OK so by now you know that I photograph Silver Beavers. (Scouting Council Awards given to top Scouters in each Council of the Boy Scouts of America.) Anyway last night I had 7 scheduled to meet me at an LDS church in Spanish Fork, Utah and I did my usual waiting game. However last night was a little bit different. When I arrived I was sitting there thinking about blog material and well there just wasn't anything to photograph. There was major construction going on in the street next to the church and there were several large trees around the church that were dug up and laying in heaps of limbs and dying leaves but this just didn't seem like things I wanted to photograph. As I was sitting there looking at three trees with big red x's on their trunks and thinking about the fact that those were apparently going to be on the chopping block so to speak in the next few days I was a little bit taken back into thoughts of when they were possibly planted and how long they had possibly been growing there near that church. They had most likely been there almost as long as the church and they were probably pretty small when planted. Then I was looking across at the construction and there near the parked cars in the church parking lot was a tree with the branches kind of wrapping around as though to comfort each other in the terrible loss of the other trees that were there possibly many years before even they were. Here below is the image of what I saw.

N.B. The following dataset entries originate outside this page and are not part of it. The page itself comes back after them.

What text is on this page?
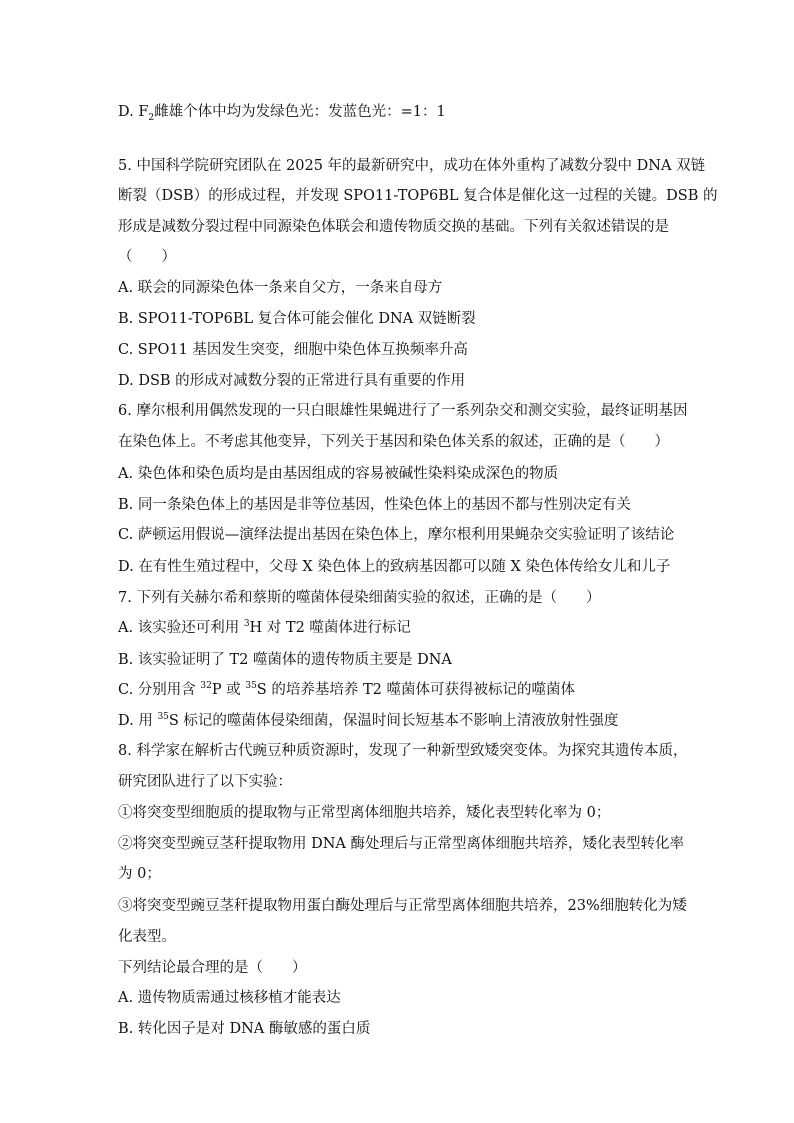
D. $F_2$雌雄个体中均为发绿色光：发蓝色光：=1：1
5. 中国科学院研究团队在 2025 年的最新研究中，成功在体外重构了减数分裂中 DNA 双链
断裂（DSB）的形成过程，并发现 SPO11-TOP6BL 复合体是催化这一过程的关键。DSB 的
形成是减数分裂过程中同源染色体联会和遗传物质交换的基础。下列有关叙述错误的是
（　　）
A. 联会的同源染色体一条来自父方，一条来自母方
B. SPO11-TOP6BL 复合体可能会催化 DNA 双链断裂
C. SPO11 基因发生突变，细胞中染色体互换频率升高
D. DSB 的形成对减数分裂的正常进行具有重要的作用
6. 摩尔根利用偶然发现的一只白眼雄性果蝇进行了一系列杂交和测交实验，最终证明基因
在染色体上。不考虑其他变异，下列关于基因和染色体关系的叙述，正确的是（　　）
A. 染色体和染色质均是由基因组成的容易被碱性染料染成深色的物质
B. 同一条染色体上的基因是非等位基因，性染色体上的基因不都与性别决定有关
C. 萨顿运用假说—演绎法提出基因在染色体上，摩尔根利用果蝇杂交实验证明了该结论
D. 在有性生殖过程中，父母 X 染色体上的致病基因都可以随 X 染色体传给女儿和儿子
7. 下列有关赫尔希和蔡斯的噬菌体侵染细菌实验的叙述，正确的是（　　）
A. 该实验还可利用 $^3$H 对 T2 噬菌体进行标记
B. 该实验证明了 T2 噬菌体的遗传物质主要是 DNA
C. 分别用含 $^{32}$P 或 $^{35}$S 的培养基培养 T2 噬菌体可获得被标记的噬菌体
D. 用 $^{35}$S 标记的噬菌体侵染细菌，保温时间长短基本不影响上清液放射性强度
8. 科学家在解析古代豌豆种质资源时，发现了一种新型致矮突变体。为探究其遗传本质，
研究团队进行了以下实验：
①将突变型细胞质的提取物与正常型离体细胞共培养，矮化表型转化率为 0；
②将突变型豌豆茎秆提取物用 DNA 酶处理后与正常型离体细胞共培养，矮化表型转化率
为 0；
③将突变型豌豆茎秆提取物用蛋白酶处理后与正常型离体细胞共培养，23%细胞转化为矮
化表型。
下列结论最合理的是（　　）
A. 遗传物质需通过核移植才能表达
B. 转化因子是对 DNA 酶敏感的蛋白质
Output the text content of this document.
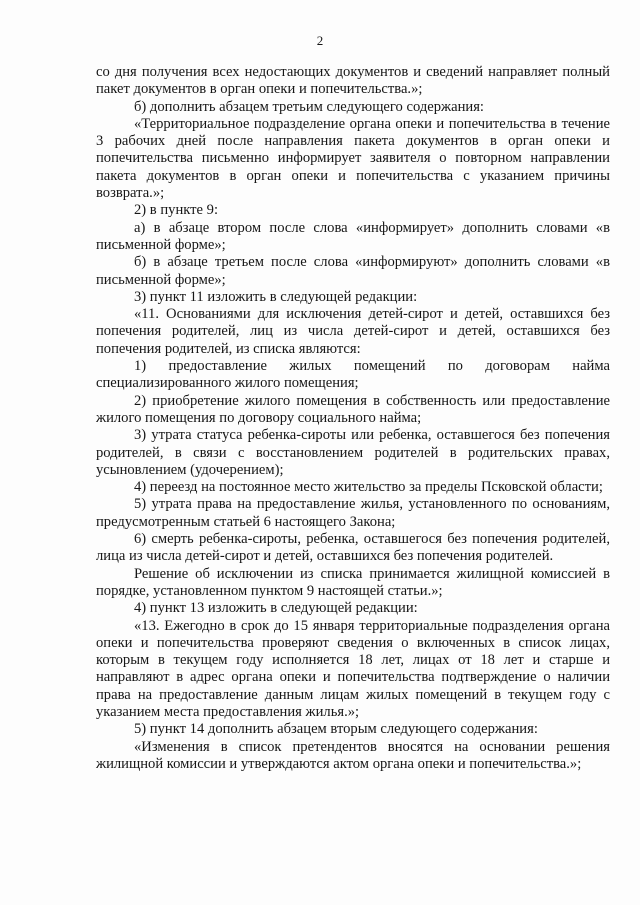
2

со дня получения всех недостающих документов и сведений направляет полный пакет документов в орган опеки и попечительства.»;

б) дополнить абзацем третьим следующего содержания:

«Территориальное подразделение органа опеки и попечительства в течение 3 рабочих дней после направления пакета документов в орган опеки и попечительства письменно информирует заявителя о повторном направлении пакета документов в орган опеки и попечительства с указанием причины возврата.»;

2) в пункте 9:

а) в абзаце втором после слова «информирует» дополнить словами «в письменной форме»;

б) в абзаце третьем после слова «информируют» дополнить словами «в письменной форме»;

3) пункт 11 изложить в следующей редакции:

«11. Основаниями для исключения детей-сирот и детей, оставшихся без попечения родителей, лиц из числа детей-сирот и детей, оставшихся без попечения родителей, из списка являются:

1) предоставление жилых помещений по договорам найма специализированного жилого помещения;

2) приобретение жилого помещения в собственность или предоставление жилого помещения по договору социального найма;

3) утрата статуса ребенка-сироты или ребенка, оставшегося без попечения родителей, в связи с восстановлением родителей в родительских правах, усыновлением (удочерением);

4) переезд на постоянное место жительство за пределы Псковской области;

5) утрата права на предоставление жилья, установленного по основаниям, предусмотренным статьей 6 настоящего Закона;

6) смерть ребенка-сироты, ребенка, оставшегося без попечения родителей, лица из числа детей-сирот и детей, оставшихся без попечения родителей.

Решение об исключении из списка принимается жилищной комиссией в порядке, установленном пунктом 9 настоящей статьи.»;

4) пункт 13 изложить в следующей редакции:

«13. Ежегодно в срок до 15 января территориальные подразделения органа опеки и попечительства проверяют сведения о включенных в список лицах, которым в текущем году исполняется 18 лет, лицах от 18 лет и старше и направляют в адрес органа опеки и попечительства подтверждение о наличии права на предоставление данным лицам жилых помещений в текущем году с указанием места предоставления жилья.»;

5) пункт 14 дополнить абзацем вторым следующего содержания:

«Изменения в список претендентов вносятся на основании решения жилищной комиссии и утверждаются актом органа опеки и попечительства.»;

Then it hit me and I looked closer at the trees I could see from the chair on the lawn where I was sitting and I suddenly realized that there was some real beauty in the branches of the trees so I took the following images while sitting in one spot surrounded on three sides by these magnificent old trees, at least two of which will not be there in a few short days. Sometimes progress is not progress when you consider things that have stood the test of time and weathered through some tough storms and seen some heavy snow falls collect on their branches. Maybe this is just one way to preserve a little memory of them.
And here again I will leave up to you, the viewer, to see what beauty may come to you from these images and then ask you to look closely at trees around where you live and find in them the beauty that they have to share as well. You might even want to photograph them.